Since you obviously program: Does that language you use to "write stuff" lends itself to scripting, too? You see, I strongly advocate doing it yourself (with doing it all in the FF-and-other-browser extensions Shades mentioned, I don't have any experience, so that's possibly a good idea to peek in their respective possibilities indeed), instead of using some tool, but that being said, there are some dedicated scraping tools* of which I don't remember the respective names but of which I remember they're quite expensive; they are more or less like TextPipe but more specialized, ie they have been conceived for analyzing / retrieving content of web pages in particular, and they all follow the paradigm "scripting over trying to do it with regex, use the latter only for the tasks in the script where regex displays its strengths": it's all about making your scraping more or less "robust", ie insensitive to minor variants in the web pages's source code.

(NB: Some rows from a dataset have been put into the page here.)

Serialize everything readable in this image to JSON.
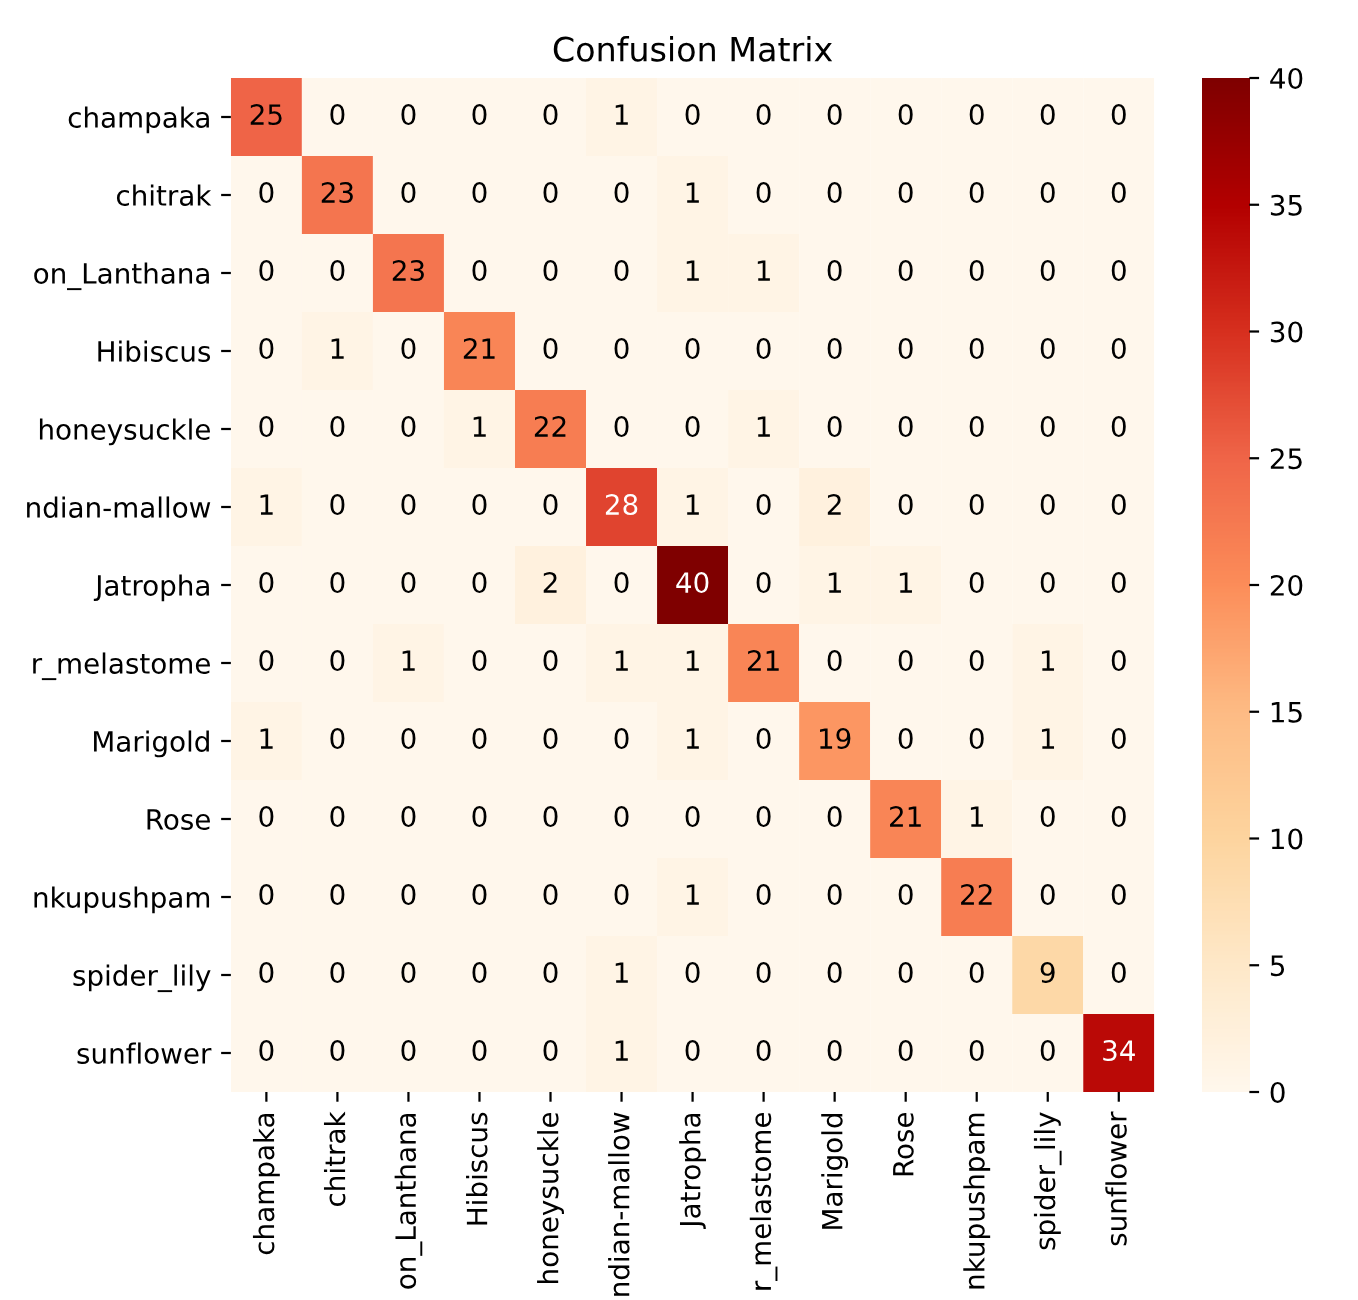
{
  "chart_data": {
    "type": "heatmap",
    "title": "Confusion Matrix",
    "categories": [
      "champaka",
      "chitrak",
      "on_Lanthana",
      "Hibiscus",
      "honeysuckle",
      "ndian-mallow",
      "Jatropha",
      "r_melastome",
      "Marigold",
      "Rose",
      "nkupushpam",
      "spider_lily",
      "sunflower"
    ],
    "y_categories": [
      "champaka",
      "chitrak",
      "on_Lanthana",
      "Hibiscus",
      "honeysuckle",
      "ndian-mallow",
      "Jatropha",
      "r_melastome",
      "Marigold",
      "Rose",
      "nkupushpam",
      "spider_lily",
      "sunflower"
    ],
    "cells": [
      [
        25,
        0,
        0,
        0,
        0,
        1,
        0,
        0,
        0,
        0,
        0,
        0,
        0
      ],
      [
        0,
        23,
        0,
        0,
        0,
        0,
        1,
        0,
        0,
        0,
        0,
        0,
        0
      ],
      [
        0,
        0,
        23,
        0,
        0,
        0,
        1,
        1,
        0,
        0,
        0,
        0,
        0
      ],
      [
        0,
        1,
        0,
        21,
        0,
        0,
        0,
        0,
        0,
        0,
        0,
        0,
        0
      ],
      [
        0,
        0,
        0,
        1,
        22,
        0,
        0,
        1,
        0,
        0,
        0,
        0,
        0
      ],
      [
        1,
        0,
        0,
        0,
        0,
        28,
        1,
        0,
        2,
        0,
        0,
        0,
        0
      ],
      [
        0,
        0,
        0,
        0,
        2,
        0,
        40,
        0,
        1,
        1,
        0,
        0,
        0
      ],
      [
        0,
        0,
        1,
        0,
        0,
        1,
        1,
        21,
        0,
        0,
        0,
        1,
        0
      ],
      [
        1,
        0,
        0,
        0,
        0,
        0,
        1,
        0,
        19,
        0,
        0,
        1,
        0
      ],
      [
        0,
        0,
        0,
        0,
        0,
        0,
        0,
        0,
        0,
        21,
        1,
        0,
        0
      ],
      [
        0,
        0,
        0,
        0,
        0,
        0,
        1,
        0,
        0,
        0,
        22,
        0,
        0
      ],
      [
        0,
        0,
        0,
        0,
        0,
        1,
        0,
        0,
        0,
        0,
        0,
        9,
        0
      ],
      [
        0,
        0,
        0,
        0,
        0,
        1,
        0,
        0,
        0,
        0,
        0,
        0,
        34
      ]
    ],
    "clim": [
      0,
      40
    ],
    "cticks": [
      0,
      5,
      10,
      15,
      20,
      25,
      30,
      35,
      40
    ],
    "data_labels": true
  }
}
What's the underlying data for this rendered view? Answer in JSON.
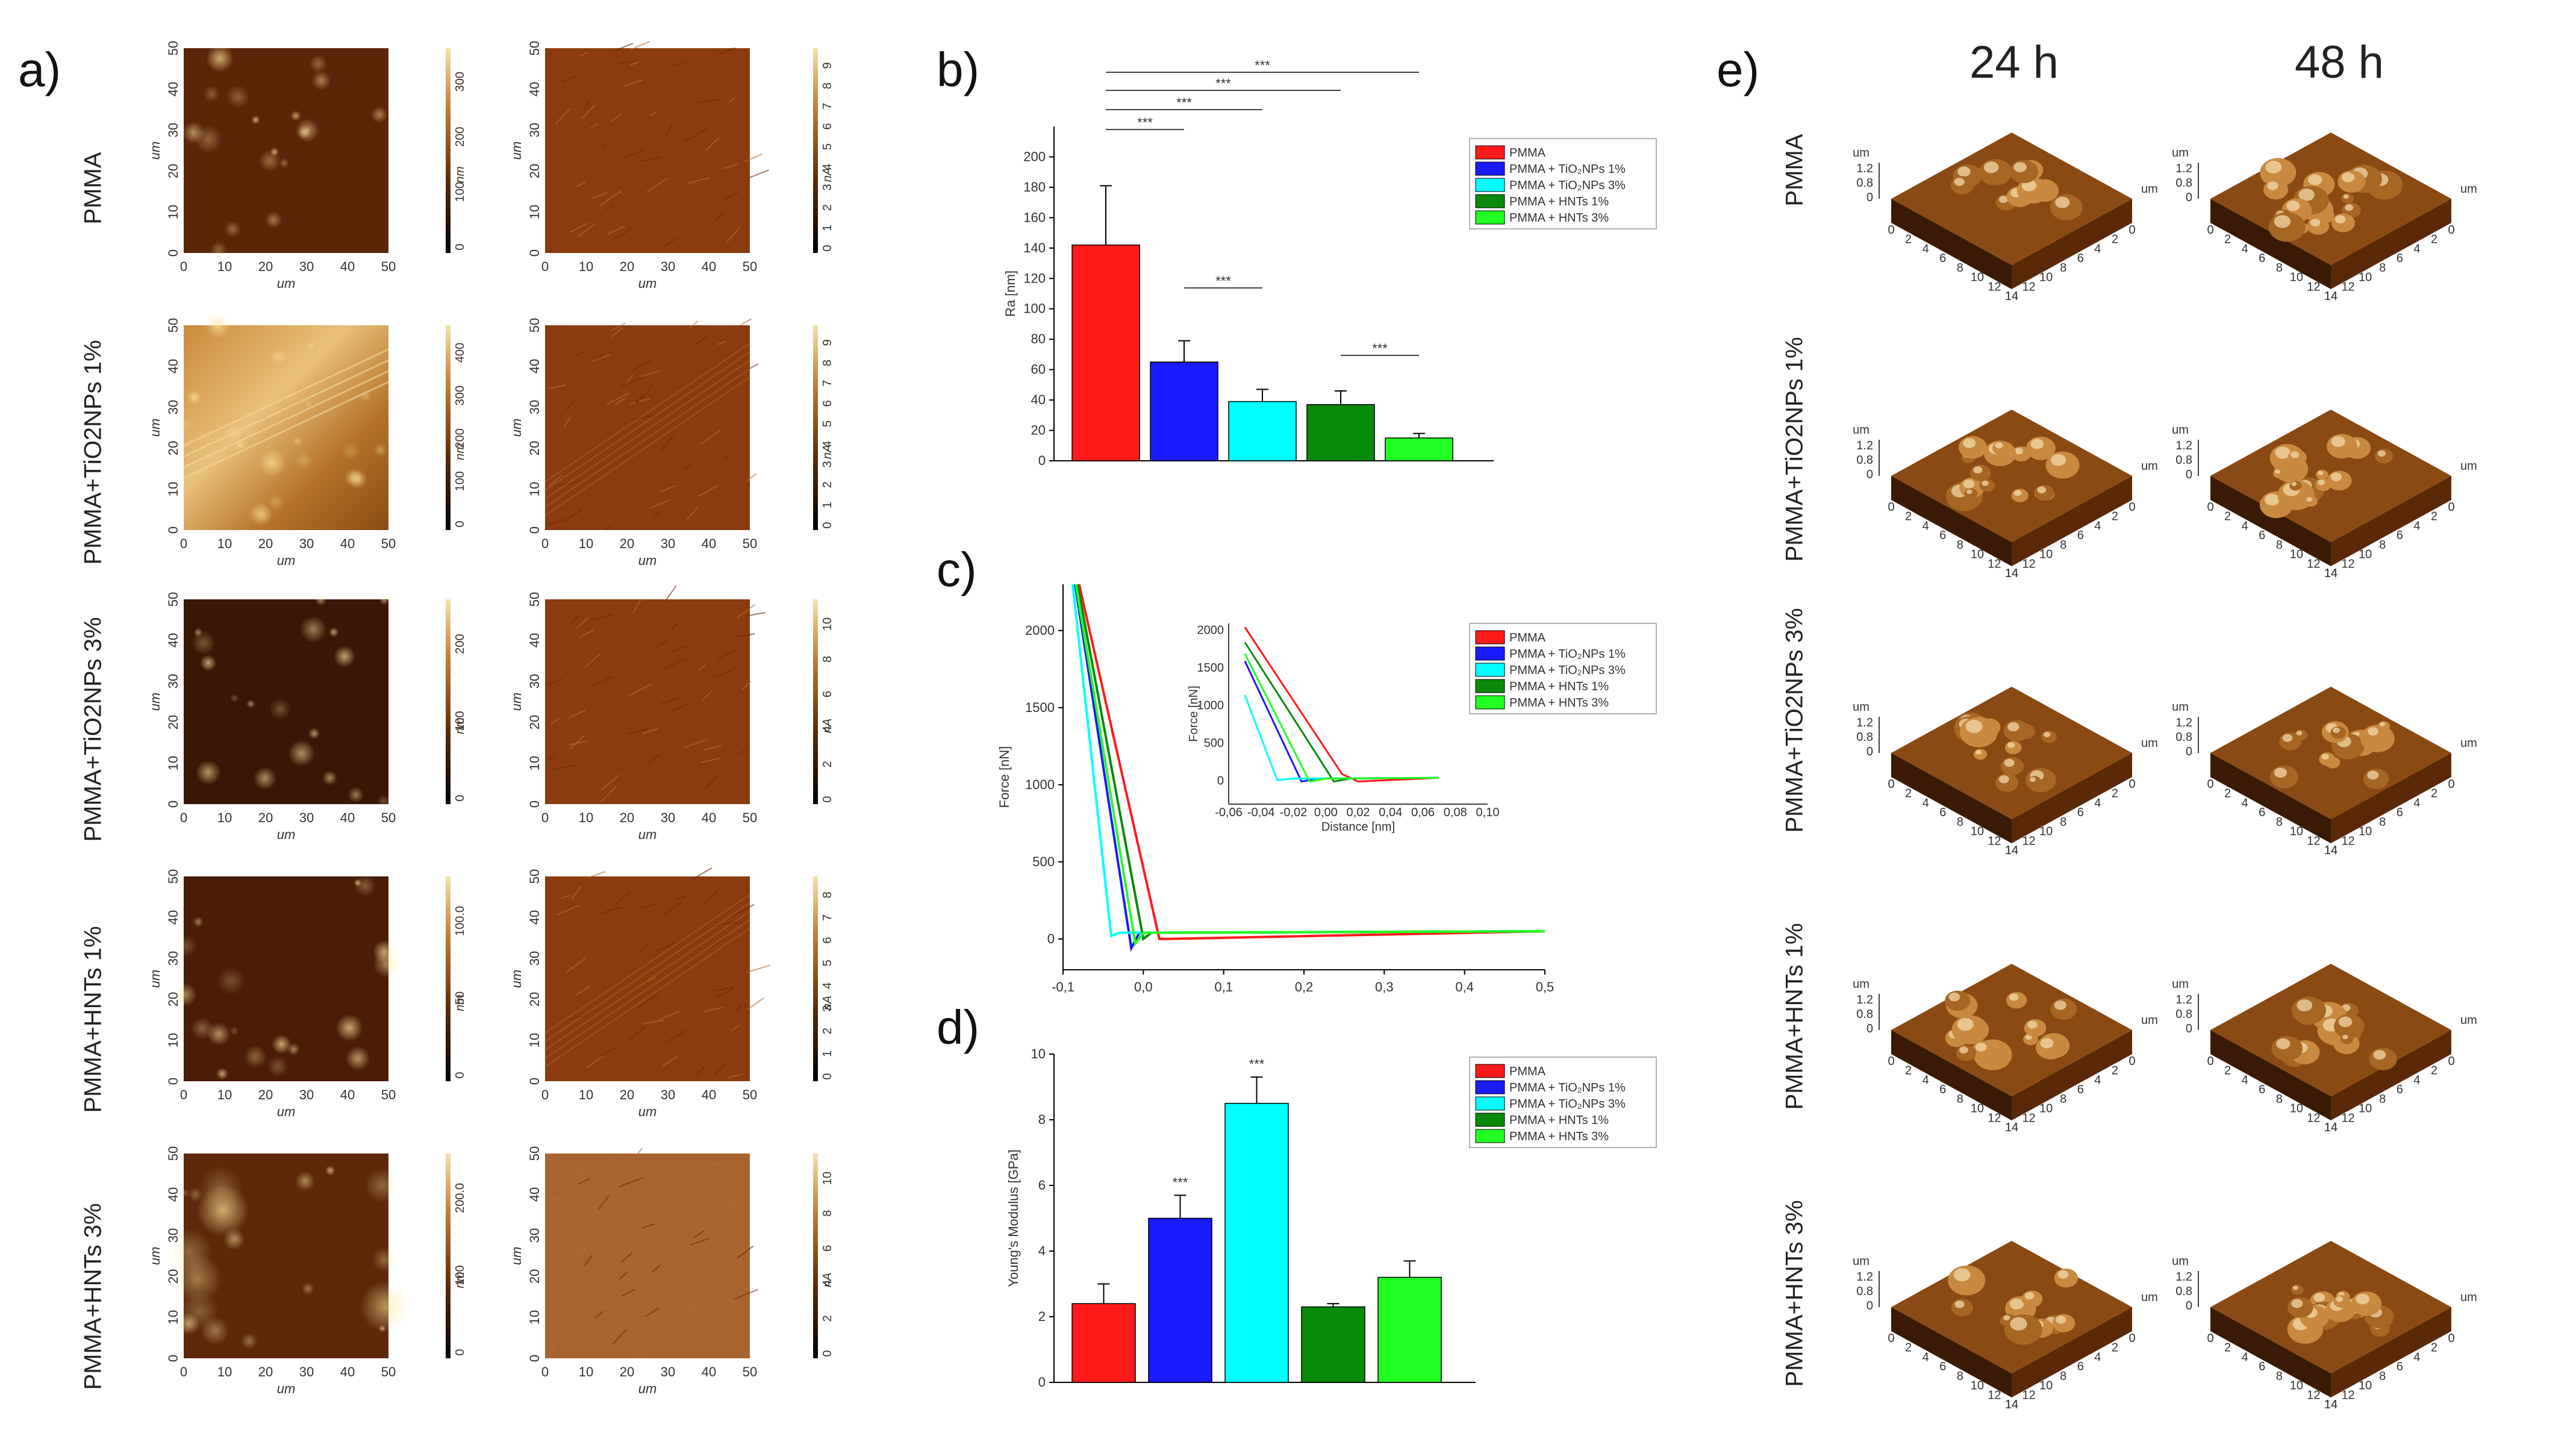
{
  "panel_letters": {
    "a": "a)",
    "b": "b)",
    "c": "c)",
    "d": "d)",
    "e": "e)"
  },
  "colors": {
    "pmma": "#ff1a1a",
    "tio2_1": "#1a1aff",
    "tio2_3": "#00ffff",
    "hnt_1": "#0a8a0a",
    "hnt_3": "#22ff22"
  },
  "afm": {
    "unit_um": "um",
    "unit_nm": "nm",
    "unit_na": "nA",
    "axis_ticks": [
      "0",
      "10",
      "20",
      "30",
      "40",
      "50"
    ],
    "rows": [
      {
        "label": "PMMA",
        "height_ticks": [
          "0",
          "100",
          "200",
          "300"
        ],
        "current_ticks": [
          "0",
          "1",
          "2",
          "3",
          "4",
          "5",
          "6",
          "7",
          "8",
          "9"
        ]
      },
      {
        "label": "PMMA+TiO2NPs 1%",
        "height_ticks": [
          "0",
          "100",
          "200",
          "300",
          "400"
        ],
        "current_ticks": [
          "0",
          "1",
          "2",
          "3",
          "4",
          "5",
          "6",
          "7",
          "8",
          "9"
        ]
      },
      {
        "label": "PMMA+TiO2NPs 3%",
        "height_ticks": [
          "0",
          "100",
          "200"
        ],
        "current_ticks": [
          "0",
          "2",
          "4",
          "6",
          "8",
          "10"
        ]
      },
      {
        "label": "PMMA+HNTs 1%",
        "height_ticks": [
          "0",
          "50",
          "100.0"
        ],
        "current_ticks": [
          "0",
          "1",
          "2",
          "3",
          "4",
          "5",
          "6",
          "7",
          "8"
        ]
      },
      {
        "label": "PMMA+HNTs 3%",
        "height_ticks": [
          "0",
          "100",
          "200.0"
        ],
        "current_ticks": [
          "0",
          "2",
          "4",
          "6",
          "8",
          "10"
        ]
      }
    ]
  },
  "legend": [
    "PMMA",
    "PMMA + TiO₂NPs 1%",
    "PMMA + TiO₂NPs 3%",
    "PMMA + HNTs 1%",
    "PMMA + HNTs 3%"
  ],
  "chart_data": [
    {
      "id": "b",
      "type": "bar",
      "ylabel": "Ra [nm]",
      "ylim": [
        0,
        220
      ],
      "yticks": [
        0,
        20,
        40,
        60,
        80,
        100,
        120,
        140,
        160,
        180,
        200
      ],
      "categories": [
        "PMMA",
        "PMMA + TiO2NPs 1%",
        "PMMA + TiO2NPs 3%",
        "PMMA + HNTs 1%",
        "PMMA + HNTs 3%"
      ],
      "values": [
        142,
        65,
        39,
        37,
        15
      ],
      "errors": [
        39,
        14,
        8,
        9,
        3
      ],
      "significance": [
        {
          "from": 0,
          "to": 1,
          "label": "***"
        },
        {
          "from": 0,
          "to": 2,
          "label": "***"
        },
        {
          "from": 0,
          "to": 3,
          "label": "***"
        },
        {
          "from": 0,
          "to": 4,
          "label": "***"
        },
        {
          "from": 1,
          "to": 2,
          "label": "***"
        },
        {
          "from": 3,
          "to": 4,
          "label": "***"
        }
      ]
    },
    {
      "id": "c",
      "type": "line",
      "xlabel": "Distance [nm]",
      "ylabel": "Force [nN]",
      "xlim": [
        -0.1,
        0.5
      ],
      "ylim": [
        -200,
        2300
      ],
      "xticks": [
        "-0,1",
        "0,0",
        "0,1",
        "0,2",
        "0,3",
        "0,4",
        "0,5"
      ],
      "yticks": [
        0,
        500,
        1000,
        1500,
        2000
      ],
      "series": [
        {
          "name": "PMMA",
          "x": [
            -0.08,
            0.02,
            0.03,
            0.5
          ],
          "y": [
            2300,
            0,
            0,
            50
          ]
        },
        {
          "name": "PMMA + TiO2NPs 1%",
          "x": [
            -0.085,
            -0.015,
            -0.005,
            0.5
          ],
          "y": [
            2300,
            -60,
            40,
            50
          ]
        },
        {
          "name": "PMMA + TiO2NPs 3%",
          "x": [
            -0.088,
            -0.04,
            -0.03,
            0.5
          ],
          "y": [
            2300,
            20,
            40,
            50
          ]
        },
        {
          "name": "PMMA + HNTs 1%",
          "x": [
            -0.082,
            0.0,
            0.01,
            0.5
          ],
          "y": [
            2300,
            0,
            40,
            50
          ]
        },
        {
          "name": "PMMA + HNTs 3%",
          "x": [
            -0.084,
            -0.01,
            0.0,
            0.5
          ],
          "y": [
            2300,
            -30,
            40,
            50
          ]
        }
      ],
      "inset": {
        "xlabel": "Distance [nm]",
        "ylabel": "Force [nN]",
        "xlim": [
          -0.06,
          0.1
        ],
        "ylim": [
          -300,
          2100
        ],
        "xticks": [
          "-0,06",
          "-0,04",
          "-0,02",
          "0,00",
          "0,02",
          "0,04",
          "0,06",
          "0,08",
          "0,10"
        ],
        "yticks": [
          0,
          500,
          1000,
          1500,
          2000
        ],
        "series": [
          {
            "name": "PMMA",
            "x": [
              -0.05,
              0.01,
              0.02,
              0.07
            ],
            "y": [
              2050,
              100,
              0,
              50
            ]
          },
          {
            "name": "PMMA + TiO2NPs 1%",
            "x": [
              -0.05,
              -0.015,
              -0.005,
              0.07
            ],
            "y": [
              1600,
              0,
              40,
              50
            ]
          },
          {
            "name": "PMMA + TiO2NPs 3%",
            "x": [
              -0.05,
              -0.03,
              -0.02,
              0.07
            ],
            "y": [
              1150,
              20,
              40,
              50
            ]
          },
          {
            "name": "PMMA + HNTs 1%",
            "x": [
              -0.05,
              0.005,
              0.015,
              0.07
            ],
            "y": [
              1850,
              0,
              40,
              50
            ]
          },
          {
            "name": "PMMA + HNTs 3%",
            "x": [
              -0.05,
              -0.01,
              0.0,
              0.07
            ],
            "y": [
              1700,
              0,
              40,
              50
            ]
          }
        ]
      }
    },
    {
      "id": "d",
      "type": "bar",
      "ylabel": "Young's Modulus [GPa]",
      "ylim": [
        0,
        10
      ],
      "yticks": [
        0,
        2,
        4,
        6,
        8,
        10
      ],
      "categories": [
        "PMMA",
        "PMMA + TiO2NPs 1%",
        "PMMA + TiO2NPs 3%",
        "PMMA + HNTs 1%",
        "PMMA + HNTs 3%"
      ],
      "values": [
        2.4,
        5.0,
        8.5,
        2.3,
        3.2
      ],
      "errors": [
        0.6,
        0.7,
        0.8,
        0.1,
        0.5
      ],
      "bar_labels": [
        "",
        "***",
        "***",
        "",
        ""
      ]
    }
  ],
  "topography": {
    "columns": [
      "24 h",
      "48 h"
    ],
    "rows": [
      "PMMA",
      "PMMA+TiO2NPs 1%",
      "PMMA+TiO2NPs 3%",
      "PMMA+HNTs 1%",
      "PMMA+HNTs 3%"
    ],
    "unit": "um",
    "z_ticks": [
      "0",
      "0.8",
      "1.2"
    ],
    "xy_ticks": [
      "0",
      "2",
      "4",
      "6",
      "8",
      "10",
      "12",
      "14"
    ]
  }
}
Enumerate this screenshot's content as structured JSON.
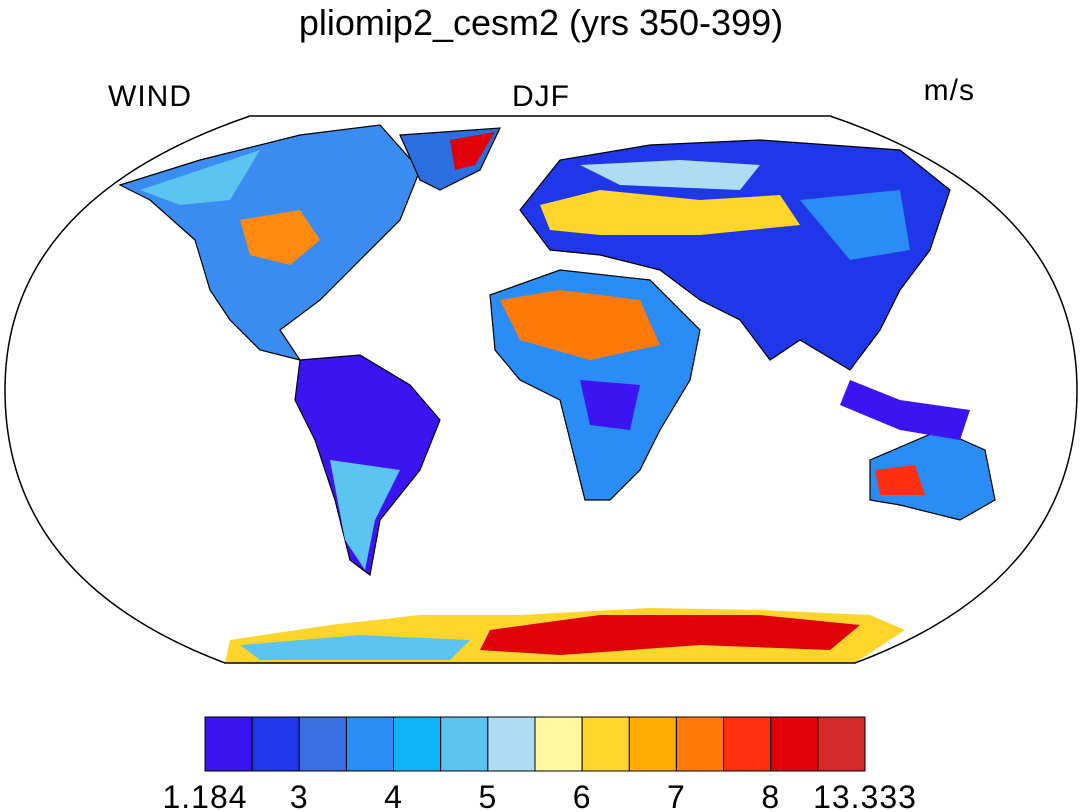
{
  "title": "pliomip2_cesm2 (yrs 350-399)",
  "left_label": "WIND",
  "center_label": "DJF",
  "right_label": "m/s",
  "colorbar": {
    "colors": [
      "#3c14f2",
      "#1f37e8",
      "#3b6ee0",
      "#2a8cf5",
      "#0fb3f7",
      "#5cc4f0",
      "#aedcf2",
      "#fff8a0",
      "#fed52b",
      "#ffab00",
      "#ff7a0a",
      "#ff300f",
      "#e0000a",
      "#d42a2a"
    ],
    "labels": [
      "1.184",
      "3",
      "4",
      "5",
      "6",
      "7",
      "8",
      "13.333"
    ]
  }
}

*: I do not speak of web site crawlers here but of programs which allow for running scripts (and very probably helping with writing them to begin with) on text files; some of them will also help with getting the necessary source code of the web page into the file which is then analyzed and processed, but that's not their main reason; crawlers in contrast are specialized in following links ("scraping the site"), and the better ones let you program/script how they do that / which links to follow; they aren't for then analyzing the resulting text bodies.
Since I didn't want to spend the money for TextPipe, had some scripting knowledge and was willing to learn the necessary amount of regex - as said, you better do by scripting the bulk of your work anyway, so the regex you must learn isn't that high-brow as it is for people who see regex as an art form and strive to do anything possible in that special query language -, I always do it all "manually" and don't see any need to buy/learn/use some special tool anymore; as soon as you have a script, you have logic, which means you can check for things or their absence (or even some variants, by regex then), and that means you can have your script react accordingly and smoothly; trying to do similar things in e.g. TextPipe is probably possible, but I see lots of fuss arising in trying to get the same results by "clicking them together", or then, you end up applying some (other) scripting language within such a tool, in order to get to your ends, which again rises the question, why then use any such tool to begin with.
More advice welcome if, which is possible, I have overlooked some useful aspects, and as said, Shades' advice to use browser add-ins for faster element grouping/identifying is good advice; there are special editors for that, also (but which aren't necessary), for example Code Lobster (here and there, available as a freebie), and then, some regular text editors have got such functionality, too. I don't exclusively rely on these, though, but I regularly copy the relevant element groups out into multiple new, smaller files, in order to have them isolated: Everything which battles complexity is a good thing when it doesn't withhold relevant info at the same time.